Для Риля немецкая природа, дикие леса еще были живым и даже широко распространенным ландшафтом, хотя им и грозило наступление «противоестественного». В конце XIX века, напротив, выросло число пессимистов, для которых окружавшая их реальность была далека от первозданной немецкой природы и уходила от нее все дальше. Людвиг Клагес[204] в 1913 году говорил, что «фауна Германии» почти полностью уничтожена, даже певчие птицы «год от года» встречаются все реже. «Всего одним поколением раньше… летом даже в городах голубая даль» полнилась «щебетом ласточек», а теперь «даже на селе» стоит «зловещая тишина». Уже появляется грозный призрак «безмолвной весны», тот самый, который много позже, в 1960-е годы, взволновал американское общество! Однако зародившаяся на фоне столь мрачного будущего «охрана природы» свелась к защите отдельных клочков земли – резерватов. Могло ли быть иначе? Как раз самым страстным защитникам природы часто не хватало широты взгляда, способности видеть, что охранять стоило не только «нетронутую» природу. Новое тоже не всегда было дурно. Так, в XIX веке в Германии появился хохлатый жаворонок – степной вид, который нашел новые для себя местообитания в ландшафтах «культурных степей» (см. примеч. 68).

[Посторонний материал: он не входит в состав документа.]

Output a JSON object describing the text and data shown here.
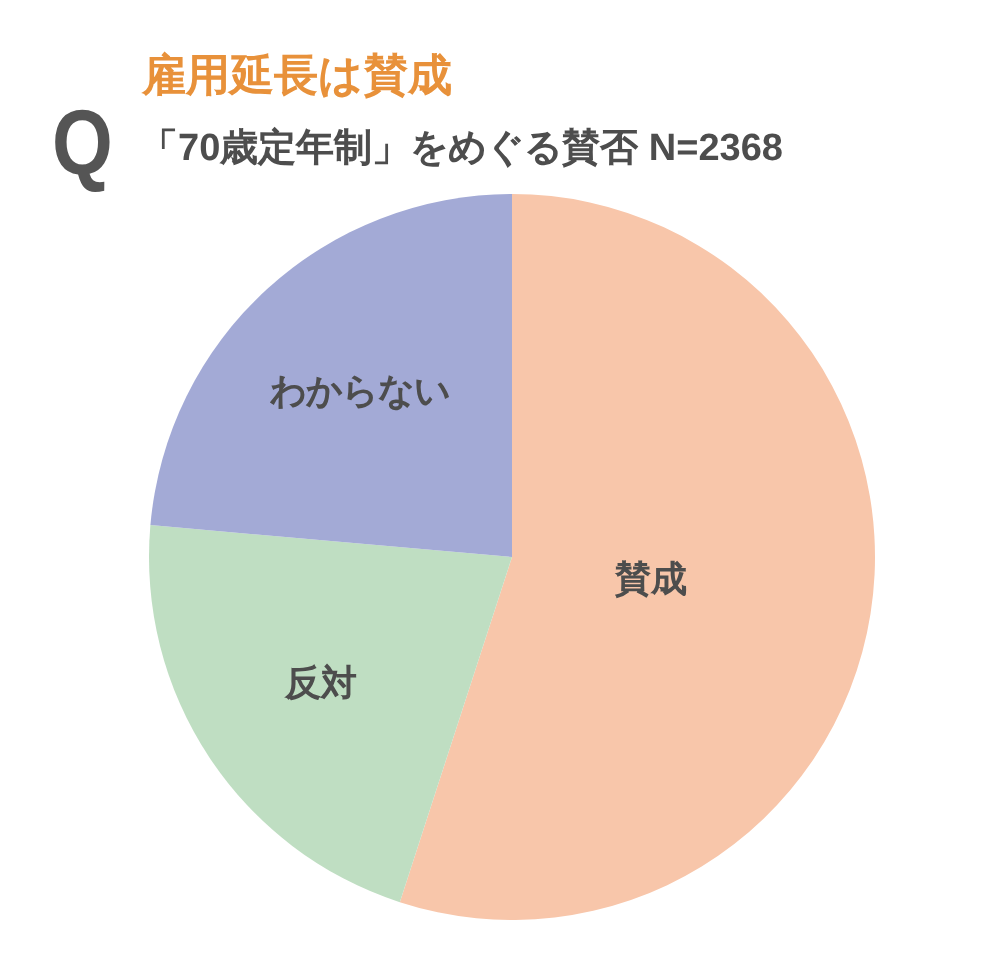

С конца XIX века и в Германии, и во Франции охрана природы (Naturschutz) была тесно связана с охраной родного края (Heimatschutz) – сохранением традиционной сельской архитектуры и деревенского пейзажа. Можно подумать, что между первым и вторым возникает конфликт: «родной край» отражает тоску по уюту и безопасности, «природа» – тоску по свободе. Но это не обязательно противоречие. В условиях Европы имело смысл связать одно с другим, ведь и за «дикой» природой, как правило, скрывались древние пастбища. Оба вида ностальгии были мечтой о самобытном региональном пейзаже. Хотя звучали слова о «немецкой Родине», но под «Родиной» подразумевали, как правило, хорошо знакомые окрестности родных мест. Основной силой немецких движений в защиту природы и родного края были региональные подразделения.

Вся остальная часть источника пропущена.